LONDON (Reuters) – Britain has offered Peugeot manufacturer PSA Group <PEUP.PA> assurances on post-Brexit trade and supply chains in an attempt to protect Vauxhall car plants after a possible takeover, the Financial Times reported on Saturday.
Business minister Greg Clark met French politicians and PSA executives in Paris on Thursday to discuss their plan to buy General Motors’ <GM.N> European unit, Opel, which include Vauxhall plants in Britain.
The talks have set political alarm bells ringing in Britain and Germany, where there are fears that a sale to the French company could lead to heavy job losses.
Clark said on Friday, after the meeting, that PSA executives had “stressed that they valued highly the enduring strength of the Vauxhall brand, underpinned by its committed workforce”.
The FT reported on Saturday, citing a person with knowledge of the meeting, that Clark had also made commitments similar to those he gave Nissan <7201.T> last year before it announced it would build two new models in Britain.
Clark promised Nissan that he would ensure more car part suppliers were based in Britain, support training and research into electric and low-emission vehicles, and push for “free and unencumbered” access to European Union markets for carmakers after Britain leaves the EU.

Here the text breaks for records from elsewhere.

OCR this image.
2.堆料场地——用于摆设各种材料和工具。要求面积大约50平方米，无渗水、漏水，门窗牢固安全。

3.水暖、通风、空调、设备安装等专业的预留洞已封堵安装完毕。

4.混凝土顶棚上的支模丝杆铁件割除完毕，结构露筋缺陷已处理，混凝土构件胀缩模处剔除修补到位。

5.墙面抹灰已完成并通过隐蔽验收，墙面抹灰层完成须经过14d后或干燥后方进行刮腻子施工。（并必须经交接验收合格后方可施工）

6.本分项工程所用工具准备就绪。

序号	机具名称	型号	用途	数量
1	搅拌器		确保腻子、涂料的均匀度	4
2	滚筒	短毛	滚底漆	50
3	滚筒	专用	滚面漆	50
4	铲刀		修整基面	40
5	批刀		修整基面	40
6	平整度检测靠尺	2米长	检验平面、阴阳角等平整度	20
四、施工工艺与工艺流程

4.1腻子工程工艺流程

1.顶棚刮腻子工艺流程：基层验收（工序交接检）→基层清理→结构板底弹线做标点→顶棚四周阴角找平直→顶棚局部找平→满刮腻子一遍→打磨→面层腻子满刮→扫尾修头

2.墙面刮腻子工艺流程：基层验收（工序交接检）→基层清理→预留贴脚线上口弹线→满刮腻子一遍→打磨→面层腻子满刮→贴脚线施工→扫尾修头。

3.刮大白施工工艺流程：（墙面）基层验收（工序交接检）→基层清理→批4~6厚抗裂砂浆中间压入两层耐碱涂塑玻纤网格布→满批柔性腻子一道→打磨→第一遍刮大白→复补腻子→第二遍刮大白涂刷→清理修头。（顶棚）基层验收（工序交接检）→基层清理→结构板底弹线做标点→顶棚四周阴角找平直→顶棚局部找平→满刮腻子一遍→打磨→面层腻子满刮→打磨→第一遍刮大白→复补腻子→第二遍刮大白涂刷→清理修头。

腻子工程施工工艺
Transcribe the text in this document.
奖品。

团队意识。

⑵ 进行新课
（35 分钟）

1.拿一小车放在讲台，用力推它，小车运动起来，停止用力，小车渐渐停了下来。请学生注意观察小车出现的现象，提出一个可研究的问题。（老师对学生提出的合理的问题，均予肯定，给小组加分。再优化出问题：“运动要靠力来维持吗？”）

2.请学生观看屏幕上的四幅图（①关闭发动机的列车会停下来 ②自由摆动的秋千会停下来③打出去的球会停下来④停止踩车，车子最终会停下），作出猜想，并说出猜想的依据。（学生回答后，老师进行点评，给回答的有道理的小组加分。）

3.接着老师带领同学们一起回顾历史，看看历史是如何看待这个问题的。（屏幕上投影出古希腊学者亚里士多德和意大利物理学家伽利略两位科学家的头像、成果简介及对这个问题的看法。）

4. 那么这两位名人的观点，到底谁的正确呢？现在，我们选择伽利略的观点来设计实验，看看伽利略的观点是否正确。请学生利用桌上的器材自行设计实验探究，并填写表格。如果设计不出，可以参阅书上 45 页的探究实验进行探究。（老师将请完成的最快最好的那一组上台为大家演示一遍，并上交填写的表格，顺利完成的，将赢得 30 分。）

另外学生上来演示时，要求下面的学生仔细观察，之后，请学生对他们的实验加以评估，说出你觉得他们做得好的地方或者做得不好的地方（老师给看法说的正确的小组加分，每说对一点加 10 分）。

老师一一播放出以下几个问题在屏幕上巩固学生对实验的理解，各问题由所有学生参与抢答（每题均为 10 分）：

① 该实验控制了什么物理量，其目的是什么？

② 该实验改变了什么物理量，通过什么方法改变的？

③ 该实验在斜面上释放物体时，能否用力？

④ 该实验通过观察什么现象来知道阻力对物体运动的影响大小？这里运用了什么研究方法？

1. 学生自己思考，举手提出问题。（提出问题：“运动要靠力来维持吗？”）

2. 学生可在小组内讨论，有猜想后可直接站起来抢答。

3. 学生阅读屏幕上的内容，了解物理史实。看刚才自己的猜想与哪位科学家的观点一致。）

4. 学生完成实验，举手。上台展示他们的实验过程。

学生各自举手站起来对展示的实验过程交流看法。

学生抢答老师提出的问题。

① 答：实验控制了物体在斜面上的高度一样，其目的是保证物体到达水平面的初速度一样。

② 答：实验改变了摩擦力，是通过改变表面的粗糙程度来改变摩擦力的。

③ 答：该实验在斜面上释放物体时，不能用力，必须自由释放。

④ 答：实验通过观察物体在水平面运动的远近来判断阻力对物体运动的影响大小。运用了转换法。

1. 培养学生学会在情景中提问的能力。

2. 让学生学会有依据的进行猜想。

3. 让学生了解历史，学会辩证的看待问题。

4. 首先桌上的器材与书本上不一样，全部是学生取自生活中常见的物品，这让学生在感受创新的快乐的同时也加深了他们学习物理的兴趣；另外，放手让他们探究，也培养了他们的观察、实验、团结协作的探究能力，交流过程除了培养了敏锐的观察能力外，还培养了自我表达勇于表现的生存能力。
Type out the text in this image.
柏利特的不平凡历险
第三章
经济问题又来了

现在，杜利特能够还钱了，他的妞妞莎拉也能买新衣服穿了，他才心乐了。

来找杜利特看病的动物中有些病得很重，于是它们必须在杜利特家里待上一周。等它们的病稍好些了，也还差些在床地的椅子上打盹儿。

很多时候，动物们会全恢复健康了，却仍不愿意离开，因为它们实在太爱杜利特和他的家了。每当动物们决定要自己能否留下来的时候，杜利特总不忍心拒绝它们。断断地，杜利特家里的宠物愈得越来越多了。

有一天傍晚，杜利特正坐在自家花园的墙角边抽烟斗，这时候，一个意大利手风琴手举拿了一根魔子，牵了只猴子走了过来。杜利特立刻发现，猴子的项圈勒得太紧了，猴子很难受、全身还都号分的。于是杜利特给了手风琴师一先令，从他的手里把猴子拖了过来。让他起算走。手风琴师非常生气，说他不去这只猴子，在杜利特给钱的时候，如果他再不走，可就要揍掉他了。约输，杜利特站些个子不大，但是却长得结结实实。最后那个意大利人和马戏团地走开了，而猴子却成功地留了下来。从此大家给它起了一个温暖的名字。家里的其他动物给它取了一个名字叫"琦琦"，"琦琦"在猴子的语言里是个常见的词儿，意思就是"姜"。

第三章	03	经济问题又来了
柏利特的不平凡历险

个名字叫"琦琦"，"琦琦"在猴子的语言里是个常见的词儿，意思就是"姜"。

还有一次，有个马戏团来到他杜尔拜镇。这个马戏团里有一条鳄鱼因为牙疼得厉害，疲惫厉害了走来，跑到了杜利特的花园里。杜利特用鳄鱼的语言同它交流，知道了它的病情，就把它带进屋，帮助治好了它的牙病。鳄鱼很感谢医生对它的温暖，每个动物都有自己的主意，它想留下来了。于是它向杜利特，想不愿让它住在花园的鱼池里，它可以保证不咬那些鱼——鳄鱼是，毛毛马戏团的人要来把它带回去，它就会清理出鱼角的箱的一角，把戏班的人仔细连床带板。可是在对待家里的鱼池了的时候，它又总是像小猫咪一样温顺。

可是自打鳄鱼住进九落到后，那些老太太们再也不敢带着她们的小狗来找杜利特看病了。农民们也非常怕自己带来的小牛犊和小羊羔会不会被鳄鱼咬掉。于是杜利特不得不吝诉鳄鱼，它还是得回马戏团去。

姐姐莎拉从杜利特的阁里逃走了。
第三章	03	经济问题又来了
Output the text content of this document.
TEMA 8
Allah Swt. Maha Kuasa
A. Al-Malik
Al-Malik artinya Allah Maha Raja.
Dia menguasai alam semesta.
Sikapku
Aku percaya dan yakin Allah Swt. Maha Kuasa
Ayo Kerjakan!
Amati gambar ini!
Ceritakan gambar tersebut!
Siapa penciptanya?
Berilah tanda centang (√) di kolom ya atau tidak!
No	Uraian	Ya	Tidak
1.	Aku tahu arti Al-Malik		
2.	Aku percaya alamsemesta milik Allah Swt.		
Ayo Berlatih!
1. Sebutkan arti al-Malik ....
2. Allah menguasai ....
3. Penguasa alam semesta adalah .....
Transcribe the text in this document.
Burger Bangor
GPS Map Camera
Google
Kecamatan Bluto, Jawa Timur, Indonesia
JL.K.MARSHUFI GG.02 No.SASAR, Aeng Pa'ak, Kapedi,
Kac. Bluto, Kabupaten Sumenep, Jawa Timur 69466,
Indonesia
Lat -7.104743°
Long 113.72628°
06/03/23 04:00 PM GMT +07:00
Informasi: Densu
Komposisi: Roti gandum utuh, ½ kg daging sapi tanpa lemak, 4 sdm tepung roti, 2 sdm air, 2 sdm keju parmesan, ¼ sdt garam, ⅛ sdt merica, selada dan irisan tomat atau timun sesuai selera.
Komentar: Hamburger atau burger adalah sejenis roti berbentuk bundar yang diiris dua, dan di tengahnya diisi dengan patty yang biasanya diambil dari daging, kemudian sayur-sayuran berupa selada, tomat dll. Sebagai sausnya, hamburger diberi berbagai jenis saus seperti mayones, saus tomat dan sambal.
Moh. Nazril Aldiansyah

The government has declined to give exact details of its promises to Nissan, citing commercial confidentiality, though government auditors who saw the letter said it did not make the government liable for Brexit-related costs incurred by Nissan.
Britain’s business ministry declined to comment on Saturday on whether Clark had made similar commitments to PSA.
The FT quoted Clark as saying that he and PSA executives had “talked generally about our commitments and enthusiasm for research in electric vehicles and batteries”, but added that the minister did not give further detail.